Machine Learning – Extracting Data from Bond Documents

Executive Summary

Extracting key data from long, unstructured legal documents has long been left to manual admin effort, or rudimentary extraction tools with cumbersome rulesets and low success rates. Intelligent Document Processing is changing this and making it possible to extract data accurately and consistently.

The client currently spend a significant amount of manual effort extracting key data from Bond and Loan documentation. Intelligent Document Processing is fast becoming an invaluable tool for many businesses in this area, so they are naturally very interested to understand what is possible and how it could benefit them.

About the Client

The client is the leading and most experienced provider of bond trustee and loan agency service. We have over 3,000 active assignments in the non-bank lending sector for more than 850 issuers/lenders from 30 countries.

They are also a provider of high-quality bond market data through its subsidiaries Stamdata and Bond Pricing. Data includes detailed reference data, price and index information on all debt securities issued by the public sector, financial institutions and corporates.

Since October 2021, the client has been part of Ocorian group. Ocorian is a global leader in corporate and fiduciary services, fund administration and capital markets. It has USD 270bn in assets under administration and employs more than 1,350 professionals in 20 offices spread across Americas, EMEA, and Asia.”

The Challenges

Key bond data such as the return type, first payment date, interest rate/spread, covenants etc can be written into bond documents in a myriad of wordings and structures. This makes traditional extraction tools hard to program, as paragraphs of text are used instead of structured tables, and various wordings for the same things can be used across large documents leading to expanding and reprogramming extraction rules for every eventuality.

This is especially apparent when part of your business model is structuring and providing this data to the open market. Extracting efficiently and consistently then becomes especially important: the more you can extract, the more you can sell.

The Solution

The client engaged psKINETIC as a first step to understanding the potential of using intelligent document processing for their use case. A proof of concept was developed in Google Cloud Platform using Auto ML. The model was trained using a set of ~150 example bond documents: a mix of High Yield and Investment Grade notes, with both floating and fixed rates.
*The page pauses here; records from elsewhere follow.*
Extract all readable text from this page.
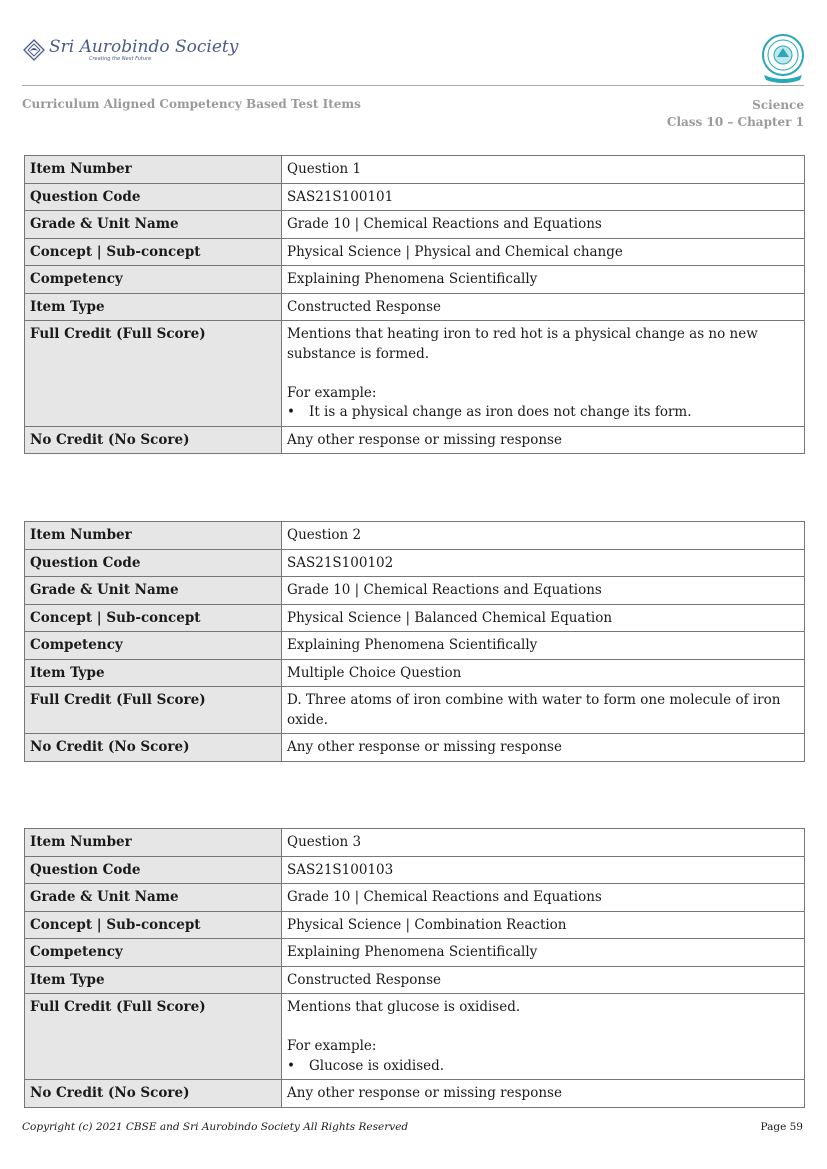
Sri Aurobindo Society
Creating the Next Future
Curriculum Aligned Competency Based Test Items	Science
Class 10 – Chapter 1
Item Number	Question 1
Question Code	SAS21S100101
Grade & Unit Name	Grade 10 | Chemical Reactions and Equations
Concept | Sub-concept	Physical Science | Physical and Chemical change
Competency	Explaining Phenomena Scientifically
Item Type	Constructed Response
Full Credit (Full Score)	Mentions that heating iron to red hot is a physical change as no new substance is formed.
For example:
• It is a physical change as iron does not change its form.

No Credit (No Score)	Any other response or missing response
Item Number	Question 2
Question Code	SAS21S100102
Grade & Unit Name	Grade 10 | Chemical Reactions and Equations
Concept | Sub-concept	Physical Science | Balanced Chemical Equation
Competency	Explaining Phenomena Scientifically
Item Type	Multiple Choice Question
Full Credit (Full Score)	D. Three atoms of iron combine with water to form one molecule of iron oxide.

No Credit (No Score)	Any other response or missing response
Item Number	Question 3
Question Code	SAS21S100103
Grade & Unit Name	Grade 10 | Chemical Reactions and Equations
Concept | Sub-concept	Physical Science | Combination Reaction
Competency	Explaining Phenomena Scientifically
Item Type	Constructed Response
Full Credit (Full Score)	Mentions that glucose is oxidised.
For example:
• Glucose is oxidised.

No Credit (No Score)	Any other response or missing response
Copyright (c) 2021 CBSE and Sri Aurobindo Society All Rights Reserved	Page 59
The model was trained to extract 7 common fields of varying types, and the performance of the model was then assessed. The results confirmed that even with the minimum training requirements for a model of this type, the extraction performance metrics (Precision & Recall) were suggesting that the use of this technology would be appropriate for the use case.


Playing back this proof of concept to this client opened their eyes to the possibility of using intelligent tools from the large cloud providers such as Google, and how this could transform their extraction process with minimal custom development. Although a custom model may come into its own in the future, a public cloud pre-built model, trained on the correct documents, can yield positive results.

This approach will move the business away from the endless development of manual rules currently required to maintain their extraction tool, and towards the constantly evolving and flexible role an intelligent model can play in the process.